I waited for some elaboration but none was forthcoming. I wondered if Ranger was still interested in Mo now
that he had his BMW back.
“Are you feeling vengeful?” I asked Ranger. “Does justice need to be served?”
“He’s back on your slate, if that’s what you’re asking.” He killed the light and opened the door to leave.
“Did Mrs. Steeger say anything that might be helpful?”
“She said Mo showed up around nine. Mo told her he’d borrowed a car from someone, and that he’d left the car in his garage for safekeeping until the owner came to retrieve it. Then he gave her the key.”
“That’s it?”
“That’s it.”
“Maybe I should have a chat with Mrs. Steeger.” I knew it was a long shot, but Mo might come back for his key. Or at least call to see if everything worked out. I wasn’t looking forward to spending time with Mrs. Steeger, but if I could get her to arrange a meeting or a phone call between Mo and me it would be worth it.
Ranger checked his door to make sure it was locked. “Gonna explain to her how Mo’s crime career is in the toilet, and she should pass him your personal number? The one that guarantees him safe passage to the state spa?”
“Thought it was worth a shot.”
“Absolutely,” Ranger said. “He didn’t want to talk to me about it, but you might have more luck. Are you running tomorrow morning?”
“Gee, I’d love to, but I have blisters.”
Ranger looked relieved.
CHAPTER 13
I thought it wouldn’t hurt to look professional when I went to see Mrs. Steeger, so I’d dressed in a tailored black suit, white silk shirt, leopard print silk scarf, taupe stockings and heels.
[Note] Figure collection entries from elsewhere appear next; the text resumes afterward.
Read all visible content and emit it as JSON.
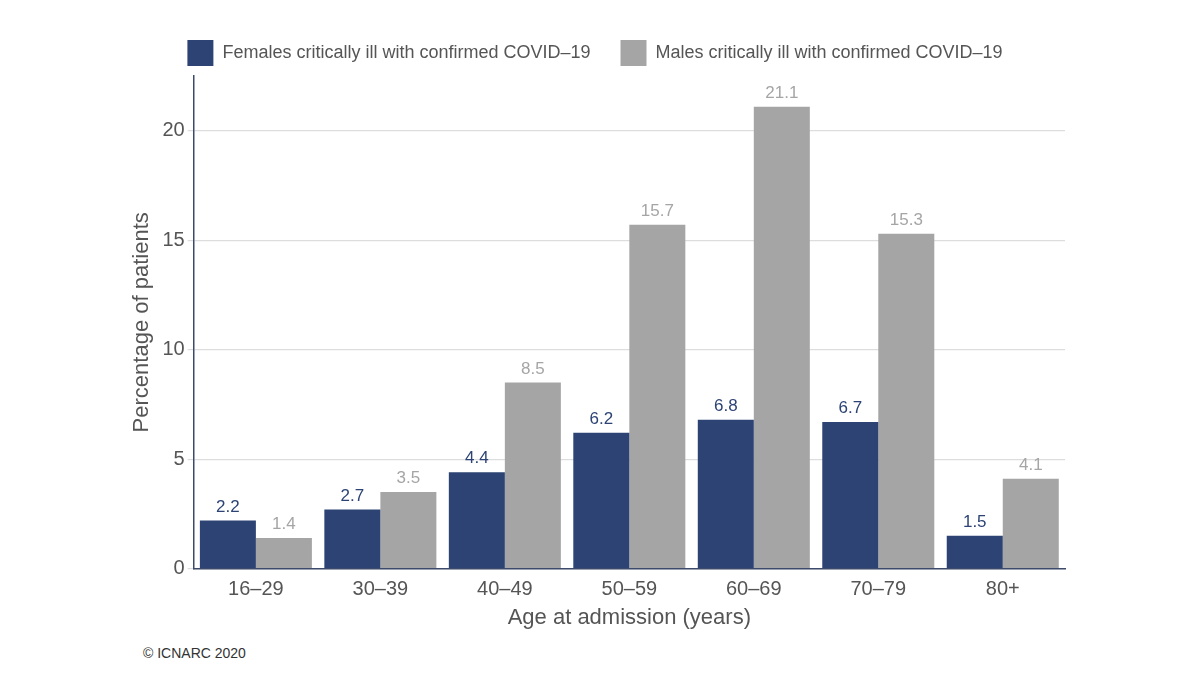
{
  "chart_data": {
    "type": "bar",
    "x_label": "Age at admission (years)",
    "y_label": "Percentage of patients",
    "caption": "© ICNARC 2020",
    "categories": [
      "16–29",
      "30–39",
      "40–49",
      "50–59",
      "60–69",
      "70–79",
      "80+"
    ],
    "series": [
      {
        "name": "Females critically ill with confirmed COVID–19",
        "color": "#2c4374",
        "values": [
          2.2,
          2.7,
          4.4,
          6.2,
          6.8,
          6.7,
          1.5
        ]
      },
      {
        "name": "Males critically ill with confirmed COVID–19",
        "color": "#a5a5a5",
        "values": [
          1.4,
          3.5,
          8.5,
          15.7,
          21.1,
          15.3,
          4.1
        ]
      }
    ],
    "ylim": [
      0,
      22.5
    ],
    "yticks": [
      0,
      5,
      10,
      15,
      20
    ],
    "grid": true,
    "legend": "top",
    "data_labels": true
  }
}
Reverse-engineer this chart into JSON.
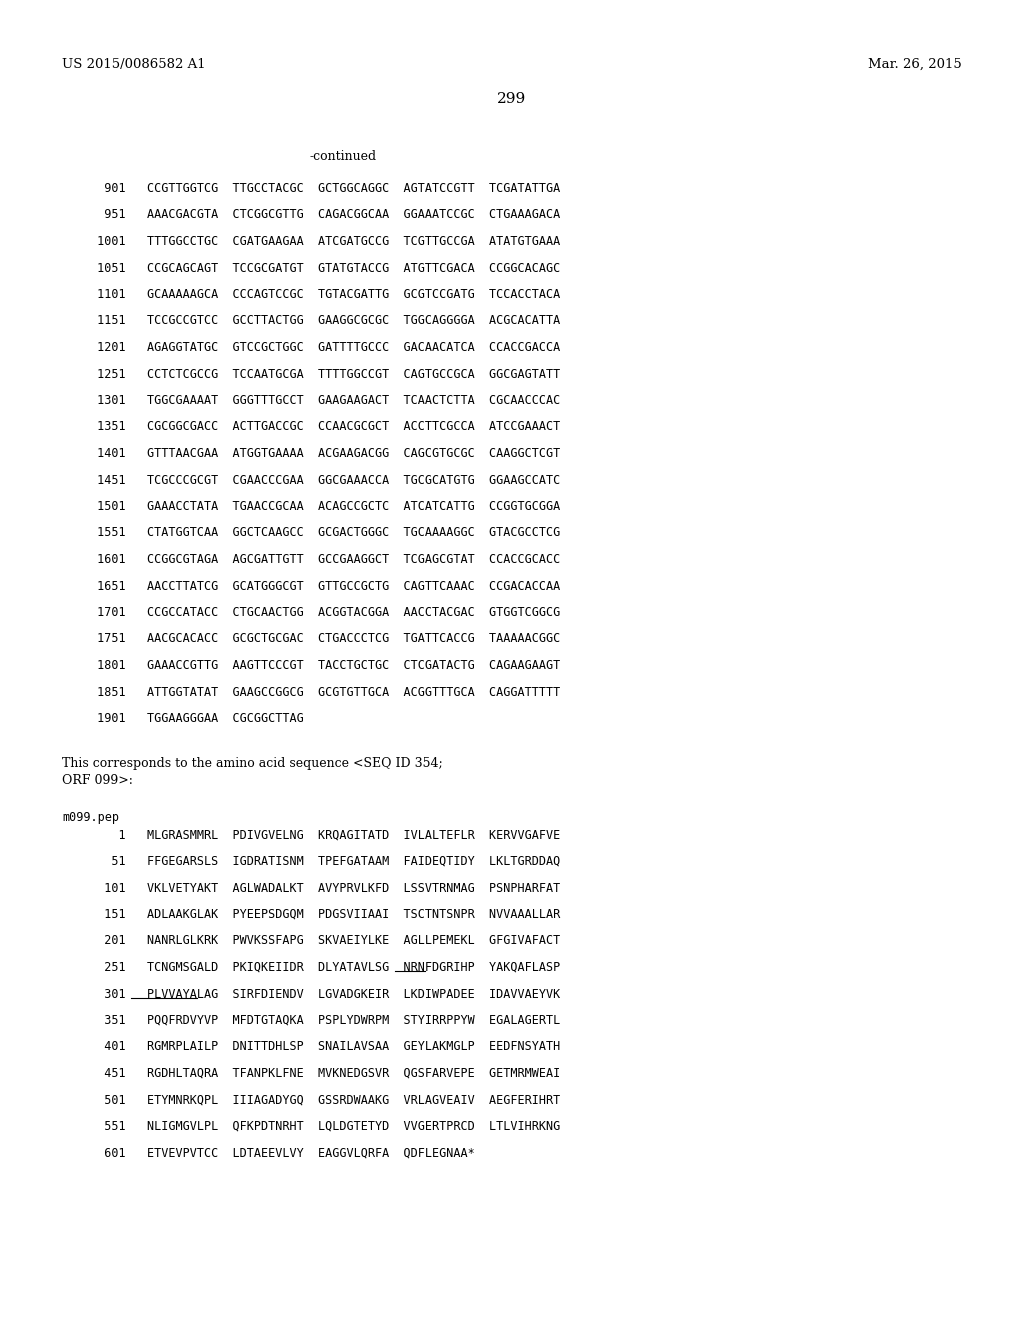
{
  "header_left": "US 2015/0086582 A1",
  "header_right": "Mar. 26, 2015",
  "page_number": "299",
  "continued_label": "-continued",
  "dna_lines": [
    "  901   CCGTTGGTCG  TTGCCTACGC  GCTGGCAGGC  AGTATCCGTT  TCGATATTGA",
    "  951   AAACGACGTA  CTCGGCGTTG  CAGACGGCAA  GGAAATCCGC  CTGAAAGACA",
    " 1001   TTTGGCCTGC  CGATGAAGAA  ATCGATGCCG  TCGTTGCCGA  ATATGTGAAA",
    " 1051   CCGCAGCAGT  TCCGCGATGT  GTATGTACCG  ATGTTCGACA  CCGGCACAGC",
    " 1101   GCAAAAAGCA  CCCAGTCCGC  TGTACGATTG  GCGTCCGATG  TCCACCTACA",
    " 1151   TCCGCCGTCC  GCCTTACTGG  GAAGGCGCGC  TGGCAGGGGA  ACGCACATTA",
    " 1201   AGAGGTATGC  GTCCGCTGGC  GATTTTGCCC  GACAACATCA  CCACCGACCA",
    " 1251   CCTCTCGCCG  TCCAATGCGA  TTTTGGCCGT  CAGTGCCGCA  GGCGAGTATT",
    " 1301   TGGCGAAAAT  GGGTTTGCCT  GAAGAAGACT  TCAACTCTTA  CGCAACCCAC",
    " 1351   CGCGGCGACC  ACTTGACCGC  CCAACGCGCT  ACCTTCGCCA  ATCCGAAACT",
    " 1401   GTTTAACGAA  ATGGTGAAAA  ACGAAGACGG  CAGCGTGCGC  CAAGGCTCGT",
    " 1451   TCGCCCGCGT  CGAACCCGAA  GGCGAAACCA  TGCGCATGTG  GGAAGCCATC",
    " 1501   GAAACCTATA  TGAACCGCAA  ACAGCCGCTC  ATCATCATTG  CCGGTGCGGA",
    " 1551   CTATGGTCAA  GGCTCAAGCC  GCGACTGGGC  TGCAAAAGGC  GTACGCCTCG",
    " 1601   CCGGCGTAGA  AGCGATTGTT  GCCGAAGGCT  TCGAGCGTAT  CCACCGCACC",
    " 1651   AACCTTATCG  GCATGGGCGT  GTTGCCGCTG  CAGTTCAAAC  CCGACACCAA",
    " 1701   CCGCCATACC  CTGCAACTGG  ACGGTACGGA  AACCTACGAC  GTGGTCGGCG",
    " 1751   AACGCACACC  GCGCTGCGAC  CTGACCCTCG  TGATTCACCG  TAAAAACGGC",
    " 1801   GAAACCGTTG  AAGTTCCCGT  TACCTGCTGC  CTCGATACTG  CAGAAGAAGT",
    " 1851   ATTGGTATAT  GAAGCCGGCG  GCGTGTTGCA  ACGGTTTGCA  CAGGATTTTT",
    " 1901   TGGAAGGGAA  CGCGGCTTAG"
  ],
  "text_paragraph": "This corresponds to the amino acid sequence <SEQ ID 354;\nORF 099>:",
  "protein_label": "m099.pep",
  "protein_lines": [
    "    1   MLGRASMMRL  PDIVGVELNG  KRQAGITATD  IVLALTEFLR  KERVVGAFVE",
    "   51   FFGEGARSLS  IGDRATISNM  TPEFGATAAM  FAIDEQTIDY  LKLTGRDDAQ",
    "  101   VKLVETYAKT  AGLWADALKT  AVYPRVLKFD  LSSVTRNMAG  PSNPHARFAT",
    "  151   ADLAAKGLAK  PYEEPSDGQM  PDGSVIIAAI  TSCTNTSNPR  NVVAAALLAR",
    "  201   NANRLGLKRK  PWVKSSFAPG  SKVAEIYLKE  AGLLPEMEKL  GFGIVAFACT",
    "  251   TCNGMSGALD  PKIQKEIIDR  DLYATAVLSG  NRNFDGRIHP  YAKQAFLASP",
    "  301   PLVVAYALAG  SIRFDIENDV  LGVADGKEIR  LKDIWPADEE  IDAVVAEYVK",
    "  351   PQQFRDVYVP  MFDTGTAQKA  PSPLYDWRPM  STYIRRPPYW  EGALAGERTL",
    "  401   RGMRPLAILP  DNITTDHLSP  SNAILAVSAA  GEYLAKMGLP  EEDFNSYATH",
    "  451   RGDHLTAQRA  TFANPKLFNE  MVKNEDGSVR  QGSFARVEPE  GETMRMWEAI",
    "  501   ETYMNRKQPL  IIIAGADYGQ  GSSRDWAAKG  VRLAGVEAIV  AEGFERIHRT",
    "  551   NLIGMGVLPL  QFKPDTNRHT  LQLDGTETYD  VVGERTPRCD  LTLVIHRKNG",
    "  601   ETVEVPVTCC  LDTAEEVLVY  EAGGVLQRFA  QDFLEGNAA*"
  ],
  "underline_251": "AFLASP",
  "underline_301": "PLVVAYALAG SI",
  "background_color": "#ffffff",
  "text_color": "#000000",
  "font_size_header": 9.5,
  "font_size_page": 11,
  "font_size_body": 8.5,
  "font_size_continued": 9.0
}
I wasn’t a master at long division, but I could accessorize with the best of them.
I’d called ahead to tell Mrs. Steeger I was stopping by. Then I’d spent a few moments lecturing myself about attitude. I was an adult. I was a professional. And I looked pretty damn good in my black suit. It was unacceptable that I should be intimidated by Mrs. Steeger. As a final precaution against insecurity, I made sure my .38 was loaded and tucked into my shoulder bag. Nothing like packing a pistol to put spring in a girl’s step.